Amerika Serikat (AS) bekerja sama dengan militer Jepang dan Korea Selatan menempatkan sistem rudal pertahanan untuk melacak roket, yang akan diluncurkan Korea Utara suatu waktu dalam 18 hari sejak Senin.
Kemungkinan sebuah roket tahap tiga akan dapat dilacak dengan cermat. Korea Selatan dan Jepang menyiagakan militer mereka untuk menembak jatuh roket, atau bagiannya, jika meledak dan mengancam wilayah mereka.
“Kami akan, seperti yang selalu kami lakukan, mengamati dengan seksama jika ada peluncuran, melacak peluncuran, [dan] menyiagakan aset pertahanan rudal kami,” kata Menteri Pertahanan AS Ashton Carter.
“Kami punya banyak rencana menghadapi itu. Kami dan sekutu dekat -Jepang dan Korea Selatan- siap untuk itu,” katanya.
Korea Selatan mengatakan kapal perusak Aegis-nya, radar anti rudal balistik Green Pine dan peringatan dini dan pesawat kendali Peace Eye siap.
Juru bicara Angkatan Laut AS memastikan kapal pelacak rudal USNS Howard O. Lorenzen tiba di Jepang pekan ini namun menolak mengatakan apakah itu berkaitan dengan rencana peluncuran Korea Utara.
Petunjuk Pendorong dan bagian lain juga akan dilacak saat tercebur ke laut, dengan harapan dapat diambil dan dianalisa untuk mendapatkan petunjuk tentang program roket Pyongyang.

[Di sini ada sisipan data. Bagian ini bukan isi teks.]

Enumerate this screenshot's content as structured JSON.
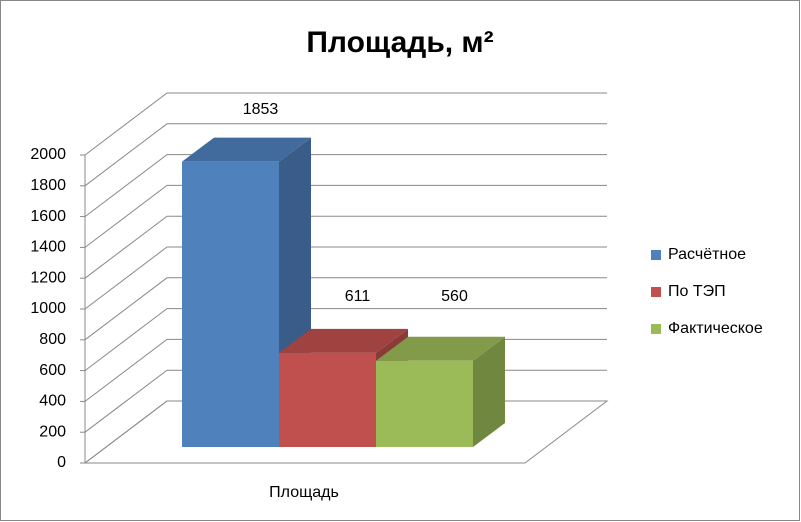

“Mengambil bagian atau benda dari sarana peluncuran adalah bagian paling penting untuk analisa roket,” kata ahli peroketan dari Jerman, Markus Schiller.
Korea Utara mengatakan peluncuran akan terjadi pada pagi hari dan memberikan koordinat tempat pendorong dan penutup muatan akan dijatuhkan di Laut Kuning di lepas pantai barat semenanjung Korea dan Samudra Pasifik di sebelah timur Filipina.
Angkatan Laut AS memiliki peralatan sonar dan kendaraan tak berawak yang dapat digunakan untuk membantu menemukan kembali bagian itu, kata pejabat Angkatan Laut. Tidak jelas apakah peralatan itu ada di wilayah tersebut.
Korea Utara terakhir kali meluncurkan roket jarak jauh pada Desember 2012, mengirim apa yang disebut sebagai satelit komunikasi ke orbit.
Angkatan Laut Korea Selatan mengambil bagian pendorong tahap pertama yang merupakan bagian tangki bahan bakar dan salah satu dari empat mesin kemudi yang belum dapat dipastikan apakah teknologi dan bahan itu milik Korea Utara.
Pengamat mengatakan sebuah sarana peluncuran mampu membawa muatan sekitar 500 kilogram lebih dari 10.000 kilometer (6.200 mil), menurut Korea Selatan.
Sebuah hulu ledak nuklir yang beratnya sekitar 300 kilogram, meskipun Korea Utara tidak diyakini telah mampu memperkecil senjata nuklir untuk ukuran itu.
Dari bagian yang ditemukan, ahli menyimpulkan tahap kedua pendorong kemungkinan menggunakan teknologi rudal Scud pada zaman Soviet dan tidak menggunakan bahan pembakar canggih, menunjukkan roket itu cocok untuk peluncuran satelit tapi tidak layak untuk mengirim hulu ledak.
“Dugaan saya jika kamu mengambil roket yang mereka gunakan terakhir kali dan menempatkan hulu ledak di dalamnya kamu mungkin tidak akan dapat mencapai Amerika Serikat,” kata wakil direktur dan ilmuwan senior Program Keamanan Global Persatuan Ilmuwan Peduli, David Wright.
Pencarian informasi tentang program roket Korea Utara tidak akan mudah. “Beberapa bagian yang lebih menarik, mesin berefisiensi tinggi dan sistem panduan, berada di tahap atas, dan biasanya jatuh jauh ke dalam laut, dengan kecepatan tinggi ke dalam perairan yang dalam,” kata insiyur kedirgantaraan John Schilling.
“Lebih sulit menemukannya dibandingkan pesawat Malaysia yang dicari semua orang sepanjang tahun lalu,” katanya.